Больше рецензий

26 декабря 2016 г. 16:05

729

4.5

В "Дон-Жуане" Байрона, есть такие строчки :

Гомер порою спит, - сказал Гораций.
Порою Вордсворт бдит, сказал бы я.


При всей ироничности этих строк, есть в них и нечто иное. Байрон вообще не раз сравнивал Вордсворта с немецким мистиком Якобом Бёме. Есть у них нечто общее : почти сомнамбулический ритм образов, стихов, порою длинных, развёртывающих паруса своих строф, с той же неспешностью, что и описания кораблей у Гомера.
Но и в этом есть своя прелесть. Сердце-маятник, подчиняется этому пульсу чувств и стихов, фокусируя свой взгляд на подробностях заката, волн и парусов, похожих на белоснежные крылья : пейзаж впечатлений вспыхивает, смешивая в одно душу человека и душу природы.
Перси Шелли, любивший пантеистическую поэзию Вордсворта, однажды написал :

немецкая философия созерцает лишь серебряную сторону щита истины, и этим она лучше французской, которая видела только его острые края.

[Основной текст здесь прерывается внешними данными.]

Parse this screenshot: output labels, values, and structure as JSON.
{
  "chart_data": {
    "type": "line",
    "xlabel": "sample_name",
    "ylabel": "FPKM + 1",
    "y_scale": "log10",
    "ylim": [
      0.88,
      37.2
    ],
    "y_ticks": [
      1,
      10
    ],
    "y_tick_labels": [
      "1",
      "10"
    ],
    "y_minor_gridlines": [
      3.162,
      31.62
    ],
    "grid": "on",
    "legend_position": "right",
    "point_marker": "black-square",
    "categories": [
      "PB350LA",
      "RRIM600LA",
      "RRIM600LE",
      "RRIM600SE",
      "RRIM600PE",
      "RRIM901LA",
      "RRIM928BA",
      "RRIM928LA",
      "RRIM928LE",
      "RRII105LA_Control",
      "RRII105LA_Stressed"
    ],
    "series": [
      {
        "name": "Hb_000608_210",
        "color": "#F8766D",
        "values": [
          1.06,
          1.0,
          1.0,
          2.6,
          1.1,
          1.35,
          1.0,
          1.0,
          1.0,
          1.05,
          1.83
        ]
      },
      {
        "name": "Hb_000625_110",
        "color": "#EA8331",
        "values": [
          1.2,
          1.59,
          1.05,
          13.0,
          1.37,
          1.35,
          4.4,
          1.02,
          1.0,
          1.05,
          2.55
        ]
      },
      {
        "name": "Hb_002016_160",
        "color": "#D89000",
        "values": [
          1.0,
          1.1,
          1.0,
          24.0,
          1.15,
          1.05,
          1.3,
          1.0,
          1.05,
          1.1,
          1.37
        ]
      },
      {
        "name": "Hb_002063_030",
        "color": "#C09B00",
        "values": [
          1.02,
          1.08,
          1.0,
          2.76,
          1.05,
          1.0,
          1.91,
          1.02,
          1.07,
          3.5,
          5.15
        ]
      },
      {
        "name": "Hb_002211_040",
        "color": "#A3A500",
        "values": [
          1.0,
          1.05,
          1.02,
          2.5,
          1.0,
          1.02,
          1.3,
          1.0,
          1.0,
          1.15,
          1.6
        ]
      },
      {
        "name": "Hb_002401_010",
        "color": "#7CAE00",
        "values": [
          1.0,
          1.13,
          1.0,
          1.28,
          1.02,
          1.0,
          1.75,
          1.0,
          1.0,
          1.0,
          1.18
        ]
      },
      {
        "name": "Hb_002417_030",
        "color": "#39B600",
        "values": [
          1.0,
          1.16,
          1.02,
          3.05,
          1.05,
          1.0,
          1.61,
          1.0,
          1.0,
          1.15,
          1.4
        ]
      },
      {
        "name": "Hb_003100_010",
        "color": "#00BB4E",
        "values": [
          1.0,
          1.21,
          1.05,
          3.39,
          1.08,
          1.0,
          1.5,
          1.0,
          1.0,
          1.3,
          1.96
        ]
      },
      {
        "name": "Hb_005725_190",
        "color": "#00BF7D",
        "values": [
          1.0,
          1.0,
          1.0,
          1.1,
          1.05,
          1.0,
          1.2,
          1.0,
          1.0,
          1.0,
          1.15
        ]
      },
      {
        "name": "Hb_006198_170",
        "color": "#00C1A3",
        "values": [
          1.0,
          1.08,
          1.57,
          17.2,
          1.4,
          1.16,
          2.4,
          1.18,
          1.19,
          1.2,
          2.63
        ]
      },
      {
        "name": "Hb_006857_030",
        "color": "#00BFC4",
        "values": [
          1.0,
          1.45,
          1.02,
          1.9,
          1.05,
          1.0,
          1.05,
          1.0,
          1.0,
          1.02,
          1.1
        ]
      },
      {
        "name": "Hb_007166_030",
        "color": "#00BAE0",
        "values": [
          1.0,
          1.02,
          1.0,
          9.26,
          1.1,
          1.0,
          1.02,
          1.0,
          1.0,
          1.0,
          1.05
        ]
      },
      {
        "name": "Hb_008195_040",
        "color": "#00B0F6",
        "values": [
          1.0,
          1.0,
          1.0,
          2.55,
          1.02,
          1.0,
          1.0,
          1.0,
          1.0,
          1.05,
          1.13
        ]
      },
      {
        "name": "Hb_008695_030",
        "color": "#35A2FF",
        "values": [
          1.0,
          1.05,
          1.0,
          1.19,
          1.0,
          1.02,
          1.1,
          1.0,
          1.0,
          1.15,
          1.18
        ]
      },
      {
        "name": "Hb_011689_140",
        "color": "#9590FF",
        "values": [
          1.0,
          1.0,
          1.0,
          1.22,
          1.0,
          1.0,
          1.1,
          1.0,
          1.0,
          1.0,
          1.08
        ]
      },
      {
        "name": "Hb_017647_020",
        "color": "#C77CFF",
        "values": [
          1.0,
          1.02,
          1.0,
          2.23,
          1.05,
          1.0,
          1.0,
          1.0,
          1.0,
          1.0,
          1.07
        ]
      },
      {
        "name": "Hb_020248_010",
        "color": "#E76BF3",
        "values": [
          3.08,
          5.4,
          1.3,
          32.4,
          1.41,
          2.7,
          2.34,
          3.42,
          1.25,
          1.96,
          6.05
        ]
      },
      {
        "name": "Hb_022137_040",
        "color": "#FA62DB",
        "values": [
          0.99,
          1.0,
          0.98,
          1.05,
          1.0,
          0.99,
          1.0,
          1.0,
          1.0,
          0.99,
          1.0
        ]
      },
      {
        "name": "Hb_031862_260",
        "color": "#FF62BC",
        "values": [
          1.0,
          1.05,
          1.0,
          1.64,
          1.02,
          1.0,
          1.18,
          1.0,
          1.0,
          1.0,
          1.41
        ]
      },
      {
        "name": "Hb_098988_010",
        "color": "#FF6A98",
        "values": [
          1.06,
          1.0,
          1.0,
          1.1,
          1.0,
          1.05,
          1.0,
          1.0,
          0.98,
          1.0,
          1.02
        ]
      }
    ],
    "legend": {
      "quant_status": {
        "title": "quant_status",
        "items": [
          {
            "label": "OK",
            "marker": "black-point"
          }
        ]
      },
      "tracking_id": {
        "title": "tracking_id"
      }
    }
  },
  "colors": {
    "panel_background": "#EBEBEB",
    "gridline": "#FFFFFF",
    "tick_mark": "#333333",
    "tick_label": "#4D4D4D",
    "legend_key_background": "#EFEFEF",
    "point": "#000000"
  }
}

Быть может, спустя век, Шелли изменил бы своё отношение к французской философии, вспомнив о мече, отразившем подробности заката. Во всяком случае, щит искусства, отражающий мир, нас в этом мире и мерцание истины в нас, порой вредит нам так же как и Медузе Горгоне, т.к. наше чувство истины, каменеет, и душа заживо замуровывает себя в истинах чужих чувств.
Для Вордсворта, как и для Эмили Дикинсон, истина - это сестра и друг; истина - вечность, каждодневно сбывающаяся между отношениями человека и природы, звезды и цветка. И порой, чтобы узнать истину, нужно, как и в стихе Вордсворта " Всё наоборот", оторваться от скучной мудрости книг, выйти в ночь, в природу, и общаться с божественной красотой без посредников, вне храма искусства, но в храме природы, читая её живые строчки.
Для Вордсворта, лесное озеро - это тот же шеллиевый щит, так похожий на ум, в котором, расправив складки ряби, складки случайных чувств и строк, душа читает самое главное, - тихую вечность.
И не случайно в поэзии Вордсворта почти фолкнеровские образы "Слабоумного мальчика", въезжающего в лес, и открывающего для себя целую вселенную. Почти толстовские образы детства, как живого отблеска бессмертия. Почти Фростовский образ старика, в чьём сердце такой покой и усталая тишина, что если бы он вдруг умер, то этот покой, как-то естественно и почти зримо слился бы с покоем вечерних гор и звёзд над ними.
А на горе, на холме, в бурю и в дождь, и среди покоя небес, люди видят тёмный силуэт женщины, которая не замечает ни покоя небес, ни бури, а склонившись у холмика с кустом терновника, плачет о чём-то.
Мелькают строки её жизни, похожие на какие-то вырванные листы ненаписанных романов Эмили Бронте : безумная страсть, измена, в помрачении ума, среди вечернего вереска, девушка скитается по холмам, и вдруг, ощущает под сердцем тёплое, нежное движение ребёнка, словно призрачное касание любимого, сквозь чёрные расстояния предательства и разлуки. ( Баллада "Терновник").
Шелли писал о поэзии Вордсворта, как о "снах минутных, льющих беглый свет". Лучше и не скажешь.
В некотором смысле, можно понять, почему в Англии многие ставят поэзию Вордсворта выше поэзии Байрона : Вордсворт - эдакий состарившийся Байрон, пишущий у камина кроткие стихи, полные светлой печали.